MOVA: the first open-source model that generates video and audio together

Closed video-generation AIs such as Sora 2, Veo 3, Kling, and Google Flow are increasingly able to produce output with audio. The synchronization quality is uneven, though, and you still see examples where lip sync is off or ambient sound drifts.

On the open-source side, models like Wan 2.x and HunyuanVideo are excellent, but they still require audio to be generated separately and then composited later.

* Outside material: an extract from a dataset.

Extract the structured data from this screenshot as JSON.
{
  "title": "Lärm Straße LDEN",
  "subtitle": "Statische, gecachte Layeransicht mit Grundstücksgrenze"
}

MOVA (MOSS Video and Audio) from the OpenMOSS team is the first open-source model that generates video and audio together in a single inference pass. It finally makes local video-plus-audio generation possible without depending on closed models.

Overview

Developer: OpenMOSS team (Shanghai Innovation Institute / Fudan University / MOSI Intelligence)
License: Apache 2.0
Models: 720p and 360p versions are available
Tasks: Text-to-Video-Audio (T2VA), Image-to-Video-Audio (IT2VA)
Output: up to 720p, 8 seconds

The weights and code are available on Hugging Face.

Architecture

MOVA uses an asymmetric dual-tower design. A pre-trained video tower and a pre-trained audio tower are fused with bidirectional cross-attention.

Total parameters: 32B
Active at inference: 18B (Mixture-of-Experts)

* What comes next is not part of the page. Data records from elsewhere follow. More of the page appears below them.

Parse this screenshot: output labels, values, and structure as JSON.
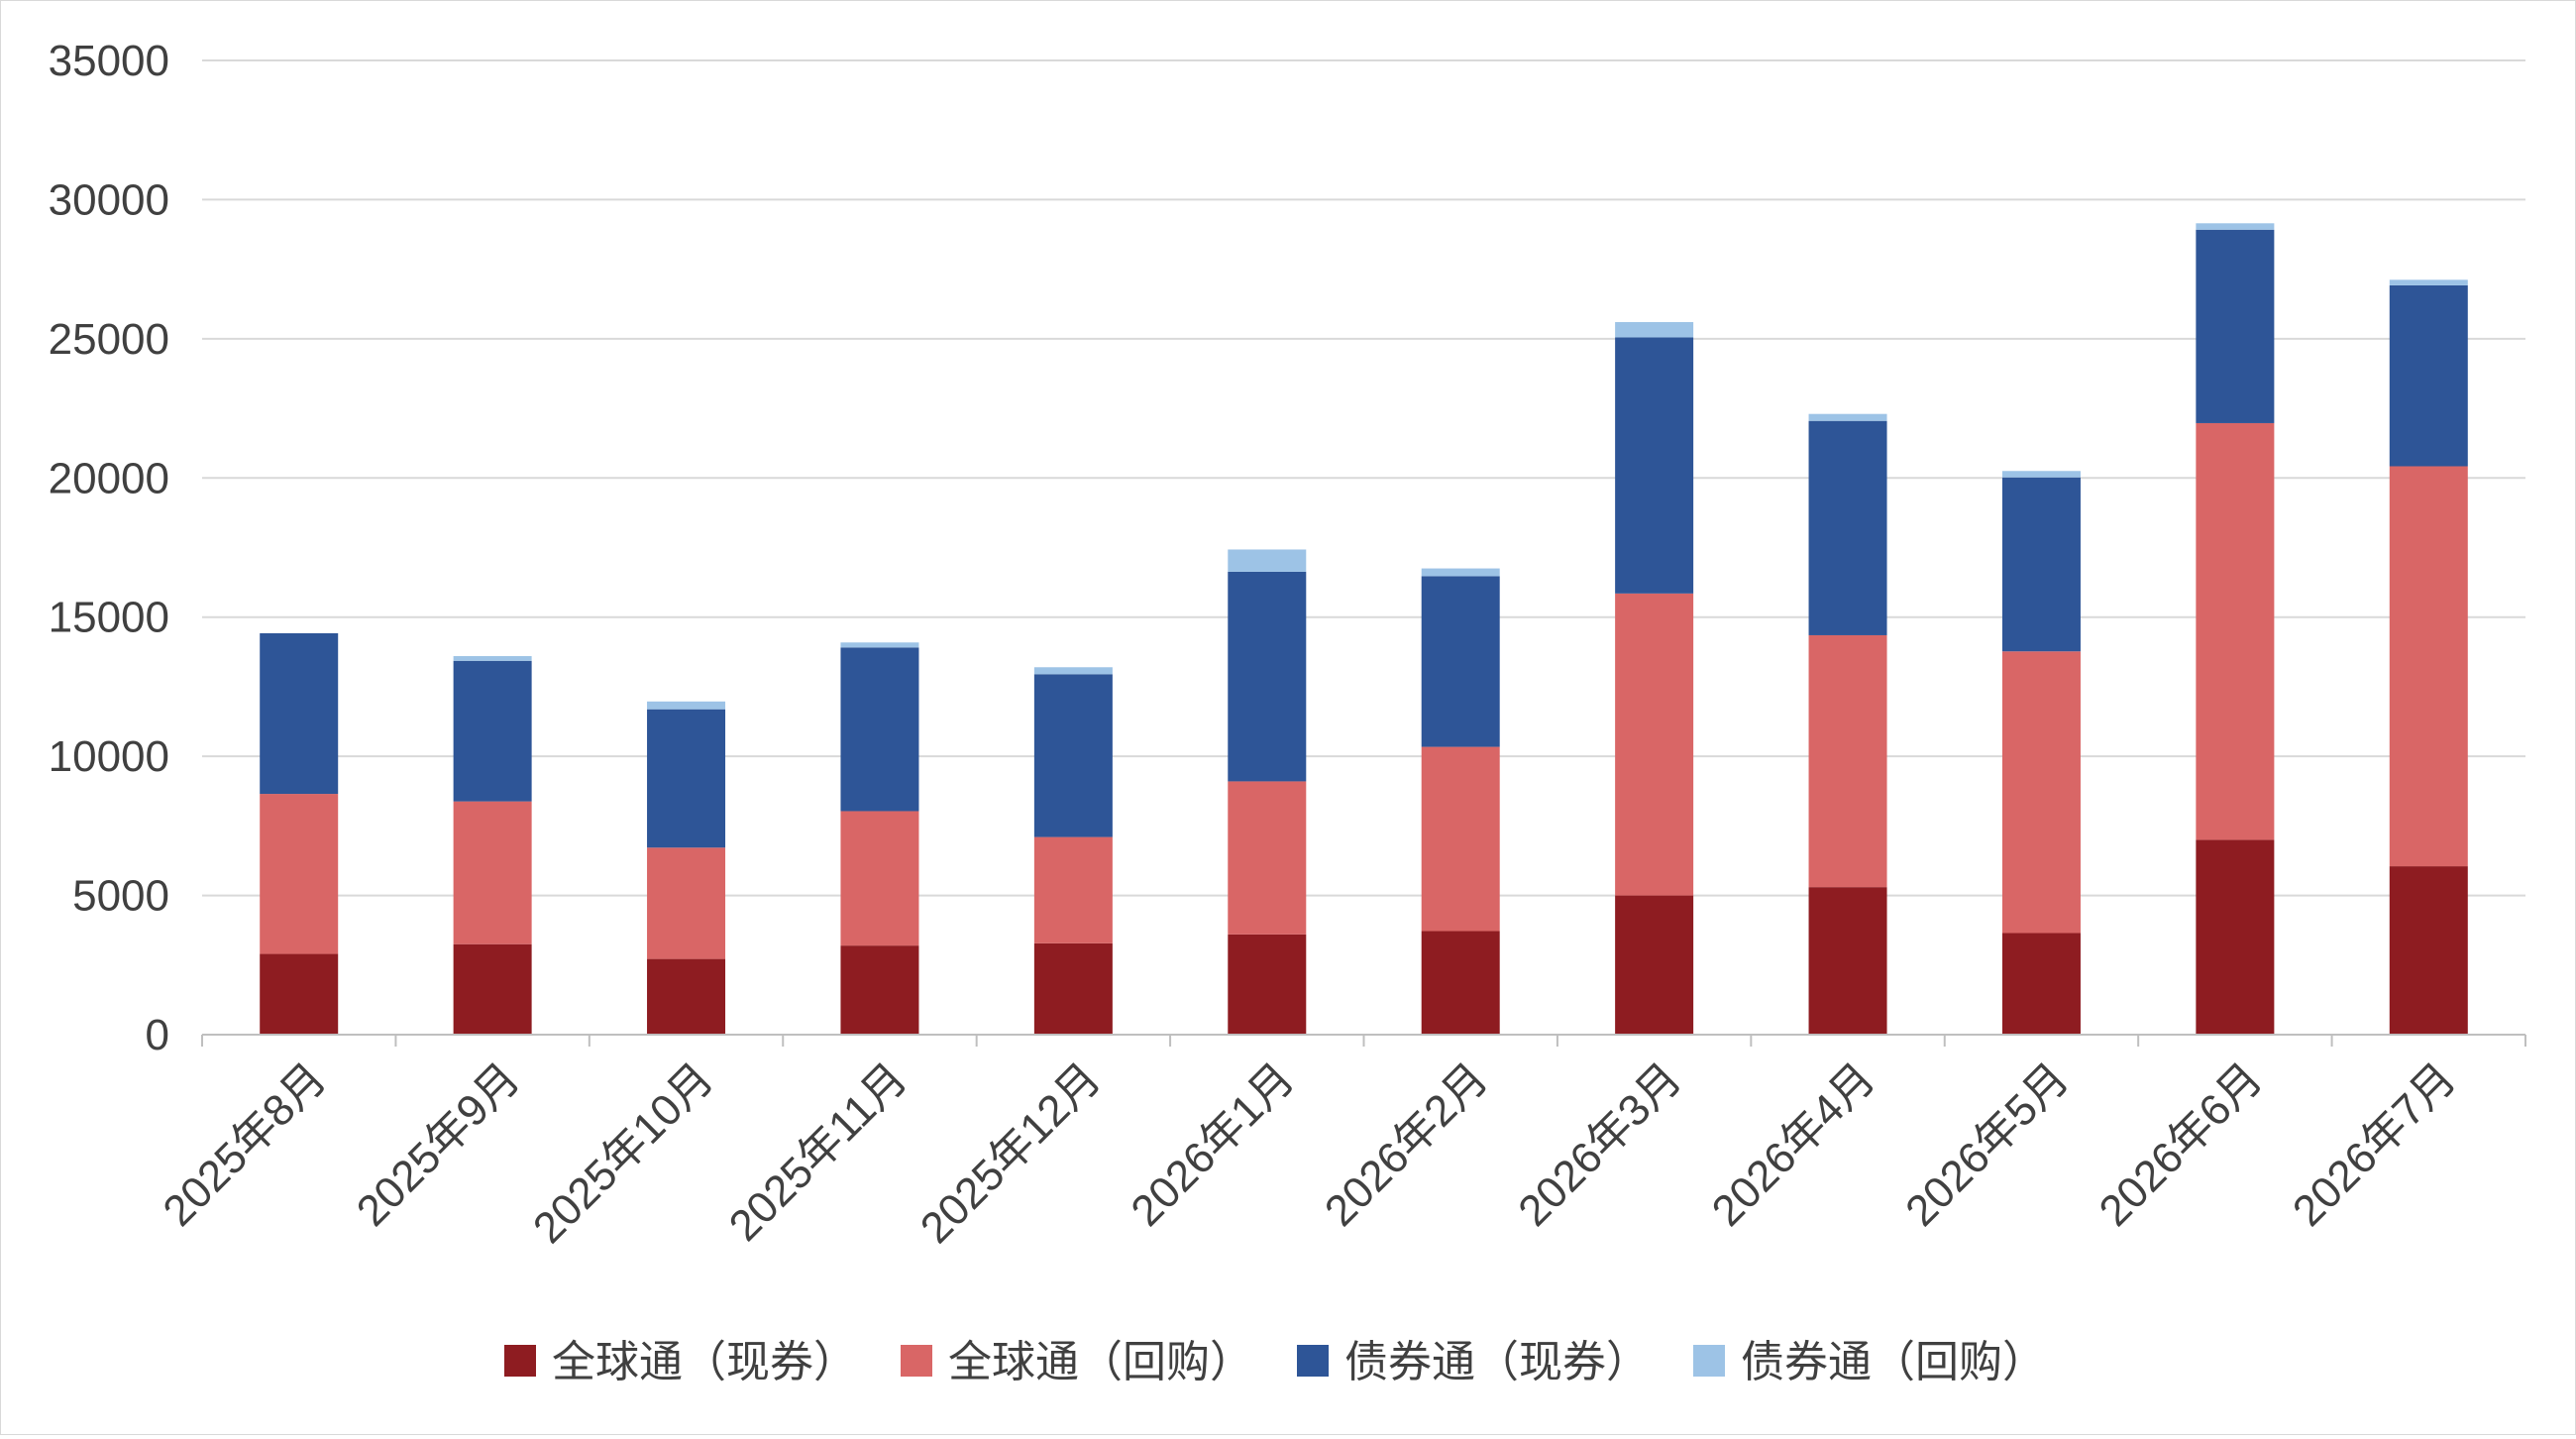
{
  "chart_data": {
    "type": "bar",
    "stacked": true,
    "title": "",
    "xlabel": "",
    "ylabel": "",
    "ylim": [
      0,
      35000
    ],
    "yticks": [
      0,
      5000,
      10000,
      15000,
      20000,
      25000,
      30000,
      35000
    ],
    "grid": "horizontal",
    "legend_position": "bottom",
    "categories": [
      "2025年8月",
      "2025年9月",
      "2025年10月",
      "2025年11月",
      "2025年12月",
      "2026年1月",
      "2026年2月",
      "2026年3月",
      "2026年4月",
      "2026年5月",
      "2026年6月",
      "2026年7月"
    ],
    "series": [
      {
        "name": "全球通（现券）",
        "color": "#8E1C21",
        "values": [
          2900,
          3250,
          2720,
          3200,
          3280,
          3600,
          3720,
          5000,
          5300,
          3650,
          7000,
          6050
        ]
      },
      {
        "name": "全球通（回购）",
        "color": "#D96666",
        "values": [
          5750,
          5130,
          4000,
          4830,
          3820,
          5500,
          6620,
          10850,
          9050,
          10120,
          14970,
          14370
        ]
      },
      {
        "name": "债券通（现券）",
        "color": "#2E5597",
        "values": [
          5770,
          5050,
          4970,
          5880,
          5850,
          7530,
          6130,
          9200,
          7700,
          6250,
          6950,
          6500
        ]
      },
      {
        "name": "债券通（回购）",
        "color": "#9DC3E6",
        "values": [
          0,
          170,
          280,
          180,
          250,
          800,
          280,
          550,
          250,
          230,
          230,
          200
        ]
      }
    ]
  }
}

The MoE setup follows the same general idea as Wan 2.2: keep inference cost under control while maintaining quality. Unlike a cascaded pipeline that generates video and audio separately and then merges them, MOVA generates both in one pass, which avoids error accumulation.

Notable features

Multilingual lip sync: claims state-of-the-art synchronization of mouth movement and dialogue
Ambient sound effects: automatically generates sound effects based on the scene
LoRA fine-tuning: training scripts are also released, so the model can be adapted for specific use cases

Comparison with Vidu Q3

Vidu Q3, announced by ShengShu Technology in January 2026, also supports simultaneous video and audio generation. Here is a comparison.

Item	MOVA-720p	Vidu Q3
License	Apache 2.0	Closed (API)
Parameters	32B (18B active)	Not disclosed
Max duration	8 seconds	16 seconds
Resolution	720p	Not disclosed
Local execution	Yes	No
Fine-tuning	LoRA supported	No

Vidu Q3 has the longer duration and scored highly on the Artificial Analysis benchmark, ranking first in China and second globally. The downside is that it is API-only and cannot run locally.

MOVA loses on duration, but it stands out because it can run entirely locally and can be fine-tuned. That makes experimentation much easier when you care about cost and privacy.

Where it fits locally

At present, local video models such as Wan 2.x, LTX-2, and HunyuanVideo do not handle audio generation. You have to generate audio separately with TTS or foley models and then combine everything with ffmpeg.

MOVA is the first open-source model that fills that gap.

That said, the VRAM requirements are not yet verified. Given the 32B scale with 18B active parameters, it will likely be heavier than Wan 2.x and closer to Open-Sora 2.0 in memory requirements. Whether it can run on an RTX 4090 with 24GB is still an open question.

Take

Vidu Q3 already proved that video and audio can be generated together, but it was closed, so it was not something you could easily test locally. With MOVA released under Apache 2.0, experiments with simultaneous video and audio generation are now possible on your own machine.

The 8-second duration is short, but it is still enough for short clips and social-media material. If LoRA can tune character identity and voice quality, the use cases will grow.

The big unknowns are the VRAM requirement and actual generation quality. I would like to try it once ComfyUI nodes appear.